Kommunale Überschuldung als Weg in die Privatisierung
Für einen Kaufpreis von einem Euro ging die noch nicht fertiggestellte Klinik Offenbach in den Besitz von Sana Kliniken AG über – auf den 200 Millionen Euro Schulden, bleibt die Kommune sitzen. „Es ist eine schmerzhafte Prodzedur für uns“, sagte Offenbachs Bürgermeister und Klinikdezernent Peter Schneider der ÄrzteZeitung. Unter anderem hatte sich die Stadt beo dem Kosten des Krankenhaus-Neubaus verschätzt. Auf das Beratungsunternehmen BDO ist man in Offenbach nicht gut zu sprechen.
Gleiches gilt auch in näherer Umgebung, nämlich für Delmenhorst. Auch dort beriet die BDO die Kommune nach bekannten Muster. Mittlerweile hat sich dort eine Bürgerinitiative „Rettet unsere Krankenhäuser“ gegründet, die ähnliche Entwicklungen wie in Offenbach und anderen Regionen stoppen will. Auch dort hat man das Wirken der BDO im Visier, denn schon an ihrem Firmensitz in Hamburg, war dieses Beratungsunternehmen bei der Privatisierung dortiger Krankenhäuser behilflich. Delmenhorst beschäftigte die BDO, wertete das erstellte Zahlenwerk der BDO aus und fand diverse Schwachstellen. Man entschloss sich zügig, sich von der BDO zu trennen – ebenfalls musste der Geschäftsführer von Delmenhorst gehen, der den Kontakt zur BDO aufgebaut hat.
Skeptisch ist auch die GFA-Kreistagsabgeordnete Sigrid Griesel. Die frühere Auricher Stadtkämmerin und Auricher Bürgermeisterin sieht Anbetracht überschuldeter Haushalte im Landkreis Aurich spätestens 2027 eine Diskussion über eine Privatisierung der neu errichteten Zentralklinik in Georgsheil. Dieser Prognose stimmte auch ihr Nachfolger im Amt, Bürgermeister Heinz-Werner Windhorst zu. Seiner Einschätzung nach, werde mit dem Zentraklinikbau einer „Privatisierung Tür und Tor“ geöffnet. Die Schuldenlast, die auf diesem Neubau liegen wird, werde die finanziellen Möglichkeiten der Kommune übersteigen. Die SPD-Fraktionsvorsitzende im Rat der Stadt Aurich vertrat in einem Interview mit Radio Ostfriesland die Auffassung, das für einen privaten Investor eine neue Zentralklinik natürlich attraktiver sei, als „drei alte Krankenhäuser“.

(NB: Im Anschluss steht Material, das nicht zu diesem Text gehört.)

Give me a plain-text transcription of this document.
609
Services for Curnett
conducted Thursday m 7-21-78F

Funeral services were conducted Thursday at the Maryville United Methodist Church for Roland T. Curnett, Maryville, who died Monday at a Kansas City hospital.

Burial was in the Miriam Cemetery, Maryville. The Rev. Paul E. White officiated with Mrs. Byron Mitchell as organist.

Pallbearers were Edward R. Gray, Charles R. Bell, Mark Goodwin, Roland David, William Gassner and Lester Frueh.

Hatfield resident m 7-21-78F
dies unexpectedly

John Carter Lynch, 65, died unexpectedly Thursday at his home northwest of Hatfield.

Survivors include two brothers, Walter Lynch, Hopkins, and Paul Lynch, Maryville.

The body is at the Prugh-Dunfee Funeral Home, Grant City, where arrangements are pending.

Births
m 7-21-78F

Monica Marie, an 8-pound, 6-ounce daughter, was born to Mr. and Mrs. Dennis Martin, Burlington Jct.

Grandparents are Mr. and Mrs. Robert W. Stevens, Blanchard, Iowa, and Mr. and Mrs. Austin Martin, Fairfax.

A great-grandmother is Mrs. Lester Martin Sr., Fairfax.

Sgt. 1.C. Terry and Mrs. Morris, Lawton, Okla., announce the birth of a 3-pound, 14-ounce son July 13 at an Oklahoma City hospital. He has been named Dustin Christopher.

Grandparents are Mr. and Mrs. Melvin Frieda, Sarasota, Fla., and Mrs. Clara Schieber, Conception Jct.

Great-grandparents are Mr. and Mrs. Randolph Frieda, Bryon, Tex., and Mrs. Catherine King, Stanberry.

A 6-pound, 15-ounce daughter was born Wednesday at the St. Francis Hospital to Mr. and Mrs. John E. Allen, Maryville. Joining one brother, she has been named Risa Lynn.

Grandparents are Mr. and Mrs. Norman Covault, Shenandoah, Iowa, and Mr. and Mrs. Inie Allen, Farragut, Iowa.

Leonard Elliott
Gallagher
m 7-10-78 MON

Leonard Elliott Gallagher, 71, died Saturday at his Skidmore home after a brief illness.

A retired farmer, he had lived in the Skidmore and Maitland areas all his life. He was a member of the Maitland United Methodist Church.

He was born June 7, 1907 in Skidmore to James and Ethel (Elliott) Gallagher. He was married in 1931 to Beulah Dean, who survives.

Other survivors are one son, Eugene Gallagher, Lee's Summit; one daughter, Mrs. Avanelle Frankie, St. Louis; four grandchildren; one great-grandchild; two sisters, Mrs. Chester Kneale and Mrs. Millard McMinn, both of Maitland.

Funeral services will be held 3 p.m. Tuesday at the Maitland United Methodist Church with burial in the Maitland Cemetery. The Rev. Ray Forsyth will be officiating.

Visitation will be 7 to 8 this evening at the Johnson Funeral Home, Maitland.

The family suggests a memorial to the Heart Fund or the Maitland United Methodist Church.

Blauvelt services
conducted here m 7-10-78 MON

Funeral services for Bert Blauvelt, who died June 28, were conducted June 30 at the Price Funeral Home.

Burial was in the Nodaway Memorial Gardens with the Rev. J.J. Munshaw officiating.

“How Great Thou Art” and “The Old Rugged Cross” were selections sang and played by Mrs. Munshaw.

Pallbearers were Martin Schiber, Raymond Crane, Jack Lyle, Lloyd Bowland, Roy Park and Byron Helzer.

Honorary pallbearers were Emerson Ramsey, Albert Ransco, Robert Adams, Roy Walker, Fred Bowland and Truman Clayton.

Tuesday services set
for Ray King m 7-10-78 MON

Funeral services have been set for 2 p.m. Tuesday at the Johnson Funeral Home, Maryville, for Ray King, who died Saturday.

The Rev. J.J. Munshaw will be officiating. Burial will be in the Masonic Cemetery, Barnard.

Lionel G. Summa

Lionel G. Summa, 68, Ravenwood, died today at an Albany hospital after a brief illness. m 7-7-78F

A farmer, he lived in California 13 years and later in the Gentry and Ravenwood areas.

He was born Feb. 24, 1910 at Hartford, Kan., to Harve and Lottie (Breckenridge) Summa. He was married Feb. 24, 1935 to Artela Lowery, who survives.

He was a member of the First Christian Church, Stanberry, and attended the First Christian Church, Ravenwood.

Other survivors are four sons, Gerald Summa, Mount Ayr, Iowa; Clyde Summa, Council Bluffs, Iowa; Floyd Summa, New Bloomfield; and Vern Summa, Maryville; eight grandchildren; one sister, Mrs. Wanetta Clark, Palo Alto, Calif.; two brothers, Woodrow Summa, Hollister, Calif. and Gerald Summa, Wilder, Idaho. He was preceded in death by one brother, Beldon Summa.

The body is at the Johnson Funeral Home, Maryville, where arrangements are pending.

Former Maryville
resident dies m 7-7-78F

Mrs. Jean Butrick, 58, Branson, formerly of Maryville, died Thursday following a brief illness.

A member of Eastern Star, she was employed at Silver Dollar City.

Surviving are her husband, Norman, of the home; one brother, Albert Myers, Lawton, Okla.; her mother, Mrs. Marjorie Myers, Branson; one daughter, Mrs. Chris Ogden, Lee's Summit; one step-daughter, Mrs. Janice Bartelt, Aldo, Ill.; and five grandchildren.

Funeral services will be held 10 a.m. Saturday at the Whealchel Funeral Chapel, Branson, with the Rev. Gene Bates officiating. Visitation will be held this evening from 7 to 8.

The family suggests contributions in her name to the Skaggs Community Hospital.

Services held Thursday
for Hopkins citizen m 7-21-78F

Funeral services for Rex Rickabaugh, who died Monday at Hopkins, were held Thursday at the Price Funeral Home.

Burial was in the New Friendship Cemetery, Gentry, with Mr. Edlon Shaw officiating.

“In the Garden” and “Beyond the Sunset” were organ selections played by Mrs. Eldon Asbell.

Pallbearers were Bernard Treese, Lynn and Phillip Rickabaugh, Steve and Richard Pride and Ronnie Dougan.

Marktwirtschaftliche Steuerungsmechanismen
Mittlerweile hat sich auch Niedersachsens Sozialministerin Cornelia Rundt (SPD) zu Wort gemeldet. In einer Rede vor dem Niedersächsischen Landtag am 18. März kritisierte die Ministerin, dass der Bundesgesetzgeber im Jahr 1993 sogenannte „marktwirtschaftliche Steuerungsmechanismen eingebracht“ habe. Rundt: „Seither schwappen regelmäßig Nachjustierungsnovellen über das Bundesrecht, ohne dass die Probleme geringer werden“.
„Krankenhäuser sind ein existenzieller Baustein der Daseinsvorsorge für die Bürgerinnen und Bürger dieses Landes“, so die Ministerin weiter. „Krankenhäuser leisten eine Arbeit, ohne die eine moderne und humanitäre Gesellschaft nicht denkbar wäre. Krankenhäuser müssen in der Lage sein, ihren Auftrag in unserem Land wahrnehmen zu können. Es ist Aufgabe des Staates, dafür die Rahmenbedingungen zu schaffen“.
Allerdings – und das dürfte auch die Ministerin wissen, hat sich in den letzten Jahrzehnten allgemein eine wirtschaftstheoretische Annahme durchgesetzt, die der Auffassung ist, dass der Staat wirtschaftliche Entwicklungen eher behindert, statt sie zu fördern.